Nigeria’s business environment maintained its positive momentum in September 2025, with the Current Business Performance Index rising to 107.9 points, up from 107.3 points recorded in August, according to the latest NESG–Stanbic IBTC Business Confidence Monitor (BCM).
This steady increase marks nearly a year of continuous growth, with Nigerian firms staying firmly in the expansion zone since December 2024, reflecting optimism even as the economy faces persistent structural issues.
Agriculture Sparks Growth Surge
The standout performer for September was the Agriculture sector, which rebounded strongly after a slight contraction in August. Its BCM Index surged from 95.6 to 107.3 points, buoyed by robust crop production and forestry activities.

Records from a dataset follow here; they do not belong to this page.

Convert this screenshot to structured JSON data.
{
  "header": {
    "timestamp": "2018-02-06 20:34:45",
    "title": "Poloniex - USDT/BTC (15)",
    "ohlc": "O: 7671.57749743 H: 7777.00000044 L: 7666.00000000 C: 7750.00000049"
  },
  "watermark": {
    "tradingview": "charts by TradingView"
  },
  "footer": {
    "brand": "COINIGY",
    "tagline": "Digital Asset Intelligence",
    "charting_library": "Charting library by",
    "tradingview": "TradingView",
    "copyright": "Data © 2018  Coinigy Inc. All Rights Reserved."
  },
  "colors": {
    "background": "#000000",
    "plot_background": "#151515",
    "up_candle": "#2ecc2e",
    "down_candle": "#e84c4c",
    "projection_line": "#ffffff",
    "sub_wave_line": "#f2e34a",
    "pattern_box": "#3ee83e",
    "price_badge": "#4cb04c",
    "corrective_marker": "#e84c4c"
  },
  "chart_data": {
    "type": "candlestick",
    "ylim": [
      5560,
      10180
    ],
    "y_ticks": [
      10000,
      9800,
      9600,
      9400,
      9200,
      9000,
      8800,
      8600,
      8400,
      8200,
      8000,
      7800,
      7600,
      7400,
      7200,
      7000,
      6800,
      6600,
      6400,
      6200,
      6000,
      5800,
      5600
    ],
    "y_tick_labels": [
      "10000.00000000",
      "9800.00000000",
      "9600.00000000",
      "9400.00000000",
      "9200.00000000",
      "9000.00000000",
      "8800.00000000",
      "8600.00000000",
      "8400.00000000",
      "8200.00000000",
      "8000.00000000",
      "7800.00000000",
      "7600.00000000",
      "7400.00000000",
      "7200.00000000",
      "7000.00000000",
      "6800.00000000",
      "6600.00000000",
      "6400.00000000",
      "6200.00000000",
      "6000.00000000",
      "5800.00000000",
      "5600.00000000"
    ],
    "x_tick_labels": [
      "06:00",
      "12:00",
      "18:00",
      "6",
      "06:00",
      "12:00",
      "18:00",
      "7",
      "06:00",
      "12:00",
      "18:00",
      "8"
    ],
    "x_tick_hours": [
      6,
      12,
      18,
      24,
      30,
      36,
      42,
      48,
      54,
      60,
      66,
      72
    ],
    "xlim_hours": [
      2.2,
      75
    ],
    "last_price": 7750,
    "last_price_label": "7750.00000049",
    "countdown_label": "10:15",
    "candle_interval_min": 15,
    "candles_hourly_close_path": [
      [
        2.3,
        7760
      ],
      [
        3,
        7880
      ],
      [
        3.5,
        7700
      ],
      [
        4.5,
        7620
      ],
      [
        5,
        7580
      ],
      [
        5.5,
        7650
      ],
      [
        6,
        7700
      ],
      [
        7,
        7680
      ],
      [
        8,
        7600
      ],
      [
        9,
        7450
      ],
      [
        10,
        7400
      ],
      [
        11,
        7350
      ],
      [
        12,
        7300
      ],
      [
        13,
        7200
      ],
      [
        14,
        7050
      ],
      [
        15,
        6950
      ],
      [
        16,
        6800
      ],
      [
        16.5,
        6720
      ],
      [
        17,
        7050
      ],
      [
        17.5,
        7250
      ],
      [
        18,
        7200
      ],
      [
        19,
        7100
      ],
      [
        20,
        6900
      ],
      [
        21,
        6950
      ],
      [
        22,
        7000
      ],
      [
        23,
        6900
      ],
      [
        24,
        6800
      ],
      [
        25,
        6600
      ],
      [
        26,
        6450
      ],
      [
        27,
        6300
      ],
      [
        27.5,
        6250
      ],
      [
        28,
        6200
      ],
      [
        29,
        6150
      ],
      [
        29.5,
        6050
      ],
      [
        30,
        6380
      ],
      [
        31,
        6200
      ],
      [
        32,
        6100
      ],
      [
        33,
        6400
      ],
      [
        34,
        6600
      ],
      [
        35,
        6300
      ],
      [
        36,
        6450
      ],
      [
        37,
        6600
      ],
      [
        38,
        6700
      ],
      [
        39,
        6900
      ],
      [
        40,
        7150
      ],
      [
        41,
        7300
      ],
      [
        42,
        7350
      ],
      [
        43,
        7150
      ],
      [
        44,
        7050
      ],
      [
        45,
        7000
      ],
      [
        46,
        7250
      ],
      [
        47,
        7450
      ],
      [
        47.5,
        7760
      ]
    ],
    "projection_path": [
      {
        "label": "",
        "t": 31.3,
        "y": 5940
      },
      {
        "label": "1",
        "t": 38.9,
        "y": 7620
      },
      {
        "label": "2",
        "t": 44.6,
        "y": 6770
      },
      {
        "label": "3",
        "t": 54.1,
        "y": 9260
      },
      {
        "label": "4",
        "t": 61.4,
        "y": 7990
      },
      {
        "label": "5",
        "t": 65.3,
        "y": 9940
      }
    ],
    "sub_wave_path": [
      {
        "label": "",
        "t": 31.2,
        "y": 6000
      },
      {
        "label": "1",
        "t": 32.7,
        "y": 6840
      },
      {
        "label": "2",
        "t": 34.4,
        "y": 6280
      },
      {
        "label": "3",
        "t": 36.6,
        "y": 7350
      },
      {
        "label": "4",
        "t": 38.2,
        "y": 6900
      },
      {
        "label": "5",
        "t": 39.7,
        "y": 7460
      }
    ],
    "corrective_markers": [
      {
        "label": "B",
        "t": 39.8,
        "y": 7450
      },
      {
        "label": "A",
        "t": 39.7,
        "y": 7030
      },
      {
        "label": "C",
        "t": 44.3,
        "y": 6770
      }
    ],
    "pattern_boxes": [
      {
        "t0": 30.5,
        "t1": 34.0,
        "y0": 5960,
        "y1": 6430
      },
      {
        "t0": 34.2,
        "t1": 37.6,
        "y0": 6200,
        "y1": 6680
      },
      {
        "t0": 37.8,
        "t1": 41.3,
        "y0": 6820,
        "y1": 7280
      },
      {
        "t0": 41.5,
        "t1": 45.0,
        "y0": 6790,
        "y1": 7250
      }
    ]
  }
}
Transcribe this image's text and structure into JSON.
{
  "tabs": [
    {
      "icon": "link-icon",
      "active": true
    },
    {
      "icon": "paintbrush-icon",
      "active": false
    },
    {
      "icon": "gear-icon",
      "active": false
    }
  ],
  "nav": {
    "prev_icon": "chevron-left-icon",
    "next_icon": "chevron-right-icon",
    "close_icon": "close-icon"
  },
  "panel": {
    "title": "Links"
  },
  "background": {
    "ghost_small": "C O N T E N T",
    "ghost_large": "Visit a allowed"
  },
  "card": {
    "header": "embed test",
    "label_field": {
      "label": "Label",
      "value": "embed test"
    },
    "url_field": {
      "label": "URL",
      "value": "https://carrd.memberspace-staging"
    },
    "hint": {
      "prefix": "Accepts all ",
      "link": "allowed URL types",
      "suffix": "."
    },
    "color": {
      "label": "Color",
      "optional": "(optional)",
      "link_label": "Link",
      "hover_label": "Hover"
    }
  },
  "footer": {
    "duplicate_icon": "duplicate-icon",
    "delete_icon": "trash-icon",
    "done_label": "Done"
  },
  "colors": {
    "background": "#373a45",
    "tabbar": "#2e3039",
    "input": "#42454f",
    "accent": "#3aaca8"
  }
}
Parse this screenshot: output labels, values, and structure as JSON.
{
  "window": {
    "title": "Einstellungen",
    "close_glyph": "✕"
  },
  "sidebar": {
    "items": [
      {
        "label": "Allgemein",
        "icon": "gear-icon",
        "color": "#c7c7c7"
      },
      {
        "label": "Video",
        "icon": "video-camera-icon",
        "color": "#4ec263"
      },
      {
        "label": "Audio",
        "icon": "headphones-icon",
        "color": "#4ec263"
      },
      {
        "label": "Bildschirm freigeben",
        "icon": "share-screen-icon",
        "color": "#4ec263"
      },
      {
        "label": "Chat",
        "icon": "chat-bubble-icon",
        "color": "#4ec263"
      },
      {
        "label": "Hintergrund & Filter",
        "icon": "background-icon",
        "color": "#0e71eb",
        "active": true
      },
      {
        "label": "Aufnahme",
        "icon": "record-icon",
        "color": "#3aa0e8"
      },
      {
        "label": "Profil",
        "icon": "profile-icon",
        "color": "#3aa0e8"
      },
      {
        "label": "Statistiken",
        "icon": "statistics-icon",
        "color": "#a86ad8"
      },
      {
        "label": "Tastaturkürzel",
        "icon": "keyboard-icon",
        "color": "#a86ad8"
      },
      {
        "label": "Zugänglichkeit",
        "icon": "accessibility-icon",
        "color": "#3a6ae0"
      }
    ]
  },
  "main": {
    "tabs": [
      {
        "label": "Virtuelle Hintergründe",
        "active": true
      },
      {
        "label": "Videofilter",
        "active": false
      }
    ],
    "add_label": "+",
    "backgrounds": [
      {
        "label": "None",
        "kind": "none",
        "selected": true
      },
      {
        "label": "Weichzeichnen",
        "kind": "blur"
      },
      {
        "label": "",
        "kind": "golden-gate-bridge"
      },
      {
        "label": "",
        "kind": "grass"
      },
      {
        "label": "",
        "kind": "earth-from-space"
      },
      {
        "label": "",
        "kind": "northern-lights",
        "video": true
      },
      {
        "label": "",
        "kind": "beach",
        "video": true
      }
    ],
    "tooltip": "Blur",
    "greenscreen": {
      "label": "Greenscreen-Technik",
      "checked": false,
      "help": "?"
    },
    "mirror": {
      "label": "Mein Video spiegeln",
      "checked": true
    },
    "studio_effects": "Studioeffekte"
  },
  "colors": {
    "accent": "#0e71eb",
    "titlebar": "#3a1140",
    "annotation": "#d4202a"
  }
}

This resurgence was driven by bumper harvests, favourable rainfall, and government support programs providing essential inputs, all of which boosted output and investor confidence across the sector.
Remarkably, every agricultural subsector including crop production, forestry, livestock, fishing, and agro-allied industries registered gains. Crop production and forestry notably moved from contraction to expansion, signaling broad-based sectoral strength.
Manufacturing Growth Moderates but Remains Positive
The manufacturing sector continued to expand, though at a slower pace, with its BCM Index dipping slightly to 102.5 points from 106.2 in August.
The slowdown reflects challenges in key sub-sectors such as Food, Beverage and Tobacco, Cement, Plastics, Wood products, Non-metallic products, and Paper — which together represent over three-quarters of Nigeria’s manufacturing output.
Manufacturers face persistent headwinds including unstable power supply, rising diesel costs, frequent outages, high rental fees, raw material shortages, limited credit access, and insecurity, all factors that have squeezed margins and dampened growth prospects.
Services Sector Continues Strong Upward Trend
Contrasting manufacturing, the services sector demonstrated vigorous growth, climbing to 108.5 points in September from 103.7 in August.
Growth was fueled by sustained activity in financial services, information and communications technology (ICT), and logistics underpinned by easing inflation and a relatively stable exchange rate.
As Nigeria’s largest employer and a critical GDP contributor, the services sector’s resilience supports broader economic recovery, driven by rising consumer demand and increased private-sector investment in technology and innovation.
Mixed Signals: Improving Sentiment but Lingering Risks
Additional sub-indices tracking investment, exports, credit access, and price stability showed marginal improvements, hinting at gradual gains in capital formation and external trade confidence.
Input cost moderation also points toward easing inflationary pressures on businesses. However, the report cautions that the positive trajectory remains fragile.
Ongoing challenges such as financing difficulties, erratic electricity supply, high operating expenses, policy uncertainty, and security concerns continue to hamper investor confidence and economic expansion across sectors.
Supporting the upbeat business sentiment, Nigeria’s National Bureau of Statistics (NBS) recently reported a 4.23% year-on-year growth in real GDP for Q2 2025.
Agriculture contributed significantly, with sector growth accelerating to 2.82% in Q2 2025 compared to 2.60% in Q2 2024 and a modest 0.07% in the previous quarter.
What This Means for Nigeria
The September BCM data highlights a cautiously optimistic outlook for Nigeria’s economy, fueled by agricultural strength and a resilient services sector but tempered by persistent hurdles in manufacturing and systemic challenges.
Sustained policy reforms, infrastructure investments, and security improvements remain critical to turning this momentum into lasting, broad-based economic growth.